Zwischen den Parteien steht außer Streit, daß die Beklagten für die Unfallfolgen in vollem Umfang eintrittspflichtig sind. Gegen den von den Klägern geltend gemachten Schmerzensgeldanspruch in der Größenordnung von 10.000 DM haben die Beklagten eingewandt, trotz des durch Gesetzesänderung zum 1. Juli 1990 bewirkten Wegfalls der bisher die Vererblichkeit des Schmerzensgeldanspruchs beschränkenden Regelung des § 847 Abs. 1 Satz 2 BGB a.F. sei im vorliegenden Fall kein derartiger Anspruch auf die Kläger übergegangen. Es fehle hier an der höchstpersönlichen Willensbekundung des Verletzten zu seinen Lebzeiten, Schmerzensgeld fordern zu wollen. Da es sich auch weiterhin um ein höchstpersönliches Recht des Verletzten handele, sei eine derartige Willensäußerung auch nach der Novellierung des § 847 Abs. 1 BGB erforderlich.
Das Landgericht hat die Beklagten zur Zahlung eines Schmerzensgeldes in Höhe von 8.000 DM nebst Zinsen verurteilt. Die Berufung der Beklagten blieb ohne Erfolg.
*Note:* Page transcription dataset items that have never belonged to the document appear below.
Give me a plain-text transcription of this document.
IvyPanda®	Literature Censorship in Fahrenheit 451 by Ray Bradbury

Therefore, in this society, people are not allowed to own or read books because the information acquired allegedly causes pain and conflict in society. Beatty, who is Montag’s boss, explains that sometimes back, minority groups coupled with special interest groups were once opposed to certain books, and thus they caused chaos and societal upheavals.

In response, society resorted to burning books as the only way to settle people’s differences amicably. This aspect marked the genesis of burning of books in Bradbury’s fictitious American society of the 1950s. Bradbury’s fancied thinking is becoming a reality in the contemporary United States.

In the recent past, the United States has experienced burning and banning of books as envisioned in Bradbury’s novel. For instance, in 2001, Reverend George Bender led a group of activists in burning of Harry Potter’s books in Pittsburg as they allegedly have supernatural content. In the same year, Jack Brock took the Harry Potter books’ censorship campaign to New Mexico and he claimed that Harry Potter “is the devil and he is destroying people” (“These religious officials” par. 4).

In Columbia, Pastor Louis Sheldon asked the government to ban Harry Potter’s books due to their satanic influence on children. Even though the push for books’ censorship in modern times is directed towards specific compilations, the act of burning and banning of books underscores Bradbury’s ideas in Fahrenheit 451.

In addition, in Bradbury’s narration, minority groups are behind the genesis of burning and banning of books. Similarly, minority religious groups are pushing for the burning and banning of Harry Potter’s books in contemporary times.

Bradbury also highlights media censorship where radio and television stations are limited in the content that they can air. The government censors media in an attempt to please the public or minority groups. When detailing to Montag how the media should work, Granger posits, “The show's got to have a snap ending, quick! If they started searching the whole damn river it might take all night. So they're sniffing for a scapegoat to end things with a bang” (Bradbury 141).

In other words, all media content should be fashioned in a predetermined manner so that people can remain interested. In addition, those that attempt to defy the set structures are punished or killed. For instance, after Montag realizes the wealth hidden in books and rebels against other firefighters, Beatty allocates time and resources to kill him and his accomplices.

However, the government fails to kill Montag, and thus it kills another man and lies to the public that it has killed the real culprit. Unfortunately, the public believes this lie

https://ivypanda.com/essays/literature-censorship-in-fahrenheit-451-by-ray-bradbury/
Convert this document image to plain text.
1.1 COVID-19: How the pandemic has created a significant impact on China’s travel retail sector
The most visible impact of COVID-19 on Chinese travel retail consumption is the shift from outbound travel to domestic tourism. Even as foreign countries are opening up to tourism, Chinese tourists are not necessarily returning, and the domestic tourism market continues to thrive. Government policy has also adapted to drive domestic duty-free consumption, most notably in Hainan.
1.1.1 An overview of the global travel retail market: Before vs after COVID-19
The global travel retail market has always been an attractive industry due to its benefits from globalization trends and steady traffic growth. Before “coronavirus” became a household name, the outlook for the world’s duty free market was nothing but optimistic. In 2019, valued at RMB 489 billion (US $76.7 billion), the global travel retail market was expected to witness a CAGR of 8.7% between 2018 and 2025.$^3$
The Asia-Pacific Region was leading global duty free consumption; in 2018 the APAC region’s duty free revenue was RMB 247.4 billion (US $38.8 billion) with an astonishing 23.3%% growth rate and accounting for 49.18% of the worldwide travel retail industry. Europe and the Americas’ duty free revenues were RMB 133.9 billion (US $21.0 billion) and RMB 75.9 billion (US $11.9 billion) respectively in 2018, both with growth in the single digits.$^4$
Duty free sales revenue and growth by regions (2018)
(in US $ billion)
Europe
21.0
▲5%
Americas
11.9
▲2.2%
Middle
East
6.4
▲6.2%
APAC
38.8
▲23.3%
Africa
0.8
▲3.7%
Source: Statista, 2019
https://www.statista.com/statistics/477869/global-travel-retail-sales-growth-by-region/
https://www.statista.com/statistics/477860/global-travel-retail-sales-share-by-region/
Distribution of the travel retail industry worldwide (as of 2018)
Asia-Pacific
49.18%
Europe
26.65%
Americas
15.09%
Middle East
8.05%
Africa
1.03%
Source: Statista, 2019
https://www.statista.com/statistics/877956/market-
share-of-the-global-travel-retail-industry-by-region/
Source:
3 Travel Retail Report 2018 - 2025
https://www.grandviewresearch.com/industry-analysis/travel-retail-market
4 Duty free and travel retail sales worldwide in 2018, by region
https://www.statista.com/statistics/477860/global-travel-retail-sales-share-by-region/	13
Mit der (zugelassenen) Revision verfolgen die Beklagten ihren Antrag auf Klageabweisung weiter. Die Revision der Beklagten ist unbegründet.
Entscheidungsgründe
Dem Berufungsgericht ist darin zuzustimmen, daß der Schmerzensgeldanspruch des Verletzten nach der seit dem 1. Juli 1990 gültigen Rechtslage auf seine Erben übergeht, ohne daß es einer vorherigen Willensbekundung des Verletzten zu seinen Lebzeiten bedarf, die Schmerzensgeldforderung geltend machen zu wollen. Durch die Streichung des § 847 Abs. 1 Satz 2 BGB a.F. hat der Gesetzgeber sämtliche Einschränkungen, die bisher der freien Übertragbarkeit und Vererblichkeit des Schmerzensgeldanspruchs entgegenstanden, in vollem Umfang beseitigt.
1. Vor der durch das Gesetz zur Änderung des bürgerlichen Gesetzbuchs und anderer Gesetze vom 14. März 1990 (BGBl. 1990 I 478) herbeigeführten Änderung des § 847 Abs. 1 BGB war in dessen Satz 2 bestimmt:
„Der Anspruch ist nicht übertragbar und geht nicht auf die Erben über, es sei denn, daß er durch Vertrag anerkannt oder daß er rechtshängig geworden ist.”
Diese Regelung sollte sicherstellen (vgl. Motive II S. 802), daß nicht die Erben aus eigenem Willensentschluß einen Schmerzensgeldanspruch verfolgten, der vom Verletzten selbst nicht geltend gemacht worden war; des weiteren sollte aus Zweckmäßigkeitsgesichtspunkten die Vererblichkeit nicht schon an eine nicht näher bestimmte außergerichtliche Geltendmachung, sondern an klar definierte äußere Anhaltspunkte (vertragsmäßige Anerkennung bzw. Rechtshängigkeit) geknüpft werden.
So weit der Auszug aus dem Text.